Darwinia acerosa, commonly known as the fine-leaved darwinia, is a plant in the myrtle family Myrtaceae and is endemic to a small area in south-west of Western Australia. It is a densely branched, heath-like shrub with crowded, finely pointed leaves and drooping heads of forty to fifty yellowish-green flowers.

==Description==
Darwinia acerosa is a spreading, densely-branched, heath-like shrub with whitish branches which grows to a height of 30-50 cm. It has crowded, finely-pointed leaves which are about 1 cm long, 1 mm wide, triangular in cross-section and often have a hooked tip. The flowers are arranged in drooping, hemispherical heads of 40 to 50 greenish-yellow flowers. The heads are about 1.5 cm in diameter and are surrounded by rows of green bracts that are longer than the flowers.

==Taxonomy==
The first formal description of Darwinia acerosa was published by William Vincent Fitzgerald in 1904 in the Journal of the West Australian Natural History Society from specimens he collected near Mogumber in 1903. The specific epithet (acerosa) means "needle-shaped".

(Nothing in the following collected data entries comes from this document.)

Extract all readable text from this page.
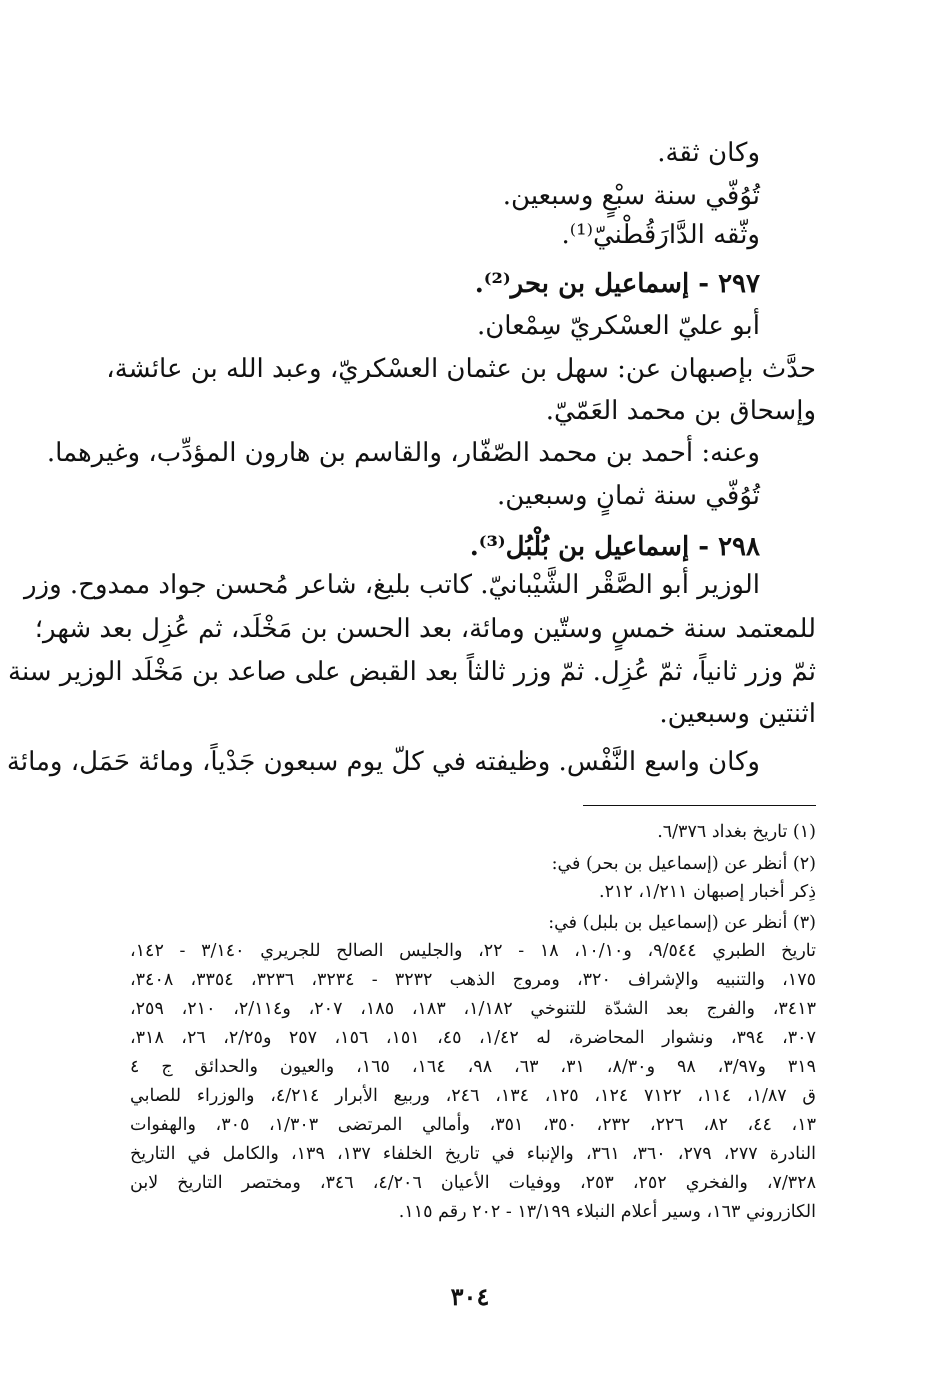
وكان ثقة.
تُوُفّي سنة سبْعٍ وسبعين.
وثّقه الدَّارَقُطْنيّ⁽¹⁾.
٢٩٧ - إسماعيل بن بحر⁽²⁾.
أبو عليّ العسْكريّ سِمْعان.
حدَّث بإصبهان عن: سهل بن عثمان العسْكريّ، وعبد الله بن عائشة،
وإسحاق بن محمد العَمّيّ.
وعنه: أحمد بن محمد الصّفّار، والقاسم بن هارون المؤدِّب، وغيرهما.
تُوُفّي سنة ثمانٍ وسبعين.
٢٩٨ - إسماعيل بن بُلْبُل⁽³⁾.
الوزير أبو الصَّقْر الشَّيْبانيّ. كاتب بليغ، شاعر مُحسن جواد ممدوح. وزر
للمعتمد سنة خمسٍ وستّين ومائة، بعد الحسن بن مَخْلَد، ثم عُزِل بعد شهر؛
ثمّ وزر ثانياً، ثمّ عُزِل. ثمّ وزر ثالثاً بعد القبض على صاعد بن مَخْلَد الوزير سنة
اثنتين وسبعين.
وكان واسع النَّفْس. وظيفته في كلّ يوم سبعون جَدْياً، ومائة حَمَل، ومائة
(١) تاريخ بغداد ٦/٣٧٦.
(٢) أنظر عن (إسماعيل بن بحر) في:
ذِكر أخبار إصبهان ١/٢١١، ٢١٢.
(٣) أنظر عن (إسماعيل بن بلبل) في:
تاريخ الطبري ٩/٥٤٤، و١٠/١٠، ١٨ - ٢٢، والجليس الصالح للجريري ٣/١٤٠ - ١٤٢،
١٧٥، والتنبيه والإشراف ٣٢٠، ومروج الذهب ٣٢٣٢ - ٣٢٣٤، ٣٢٣٦، ٣٣٥٤، ٣٤٠٨،
٣٤١٣، والفرج بعد الشدّة للتنوخي ١/١٨٢، ١٨٣، ١٨٥، ٢٠٧، و٢/١١٤، ٢١٠، ٢٥٩،
٣٠٧، ٣٩٤، ونشوار المحاضرة، له ١/٤٢، ٤٥، ١٥١، ١٥٦، ٢٥٧ و٢/٢٥، ٢٦، ٣١٨،
٣١٩ و٣/٩٧، ٩٨ و٨/٣٠، ٣١، ٦٣، ٩٨، ١٦٤، ١٦٥، والعيون والحدائق ج ٤
ق ١/٨٧، ١١٤، ٧١٢٢ ١٢٤، ١٢٥، ١٣٤، ٢٤٦، وربيع الأبرار ٤/٢١٤، والوزراء للصابي
١٣، ٤٤، ٨٢، ٢٢٦، ٢٣٢، ٣٥٠، ٣٥١، وأمالي المرتضى ١/٣٠٣، ٣٠٥، والهفوات
النادرة ٢٧٧، ٢٧٩، ٣٦٠، ٣٦١، والإنباء في تاريخ الخلفاء ١٣٧، ١٣٩، والكامل في التاريخ
٧/٣٢٨، والفخري ٢٥٢، ٢٥٣، ووفيات الأعيان ٤/٢٠٦، ٣٤٦، ومختصر التاريخ لابن
الكازروني ١٦٣، وسير أعلام النبلاء ١٣/١٩٩ - ٢٠٢ رقم ١١٥.
٣٠٤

==Distribution and habitat==
This darwinia is only known from three populations in the Mogumber area and four in the Perth area, totalling about five thousand plants. It grows in scrub and heath on and around granite outcrops.

==Conservation==
Darwinia acerosa is classified as "Threatened Flora (Declared Rare Flora — Extant)" by the Western Australian Government Department of Parks and Wildlife is also listed as "Endangered" (EN) under the Australian Government Environment Protection and Biodiversity Conservation Act 1999 (EPBC Act). The main threats to its survival are dieback caused by Phytophthora cinnamomi, weed invasion, grazing and frequent fires.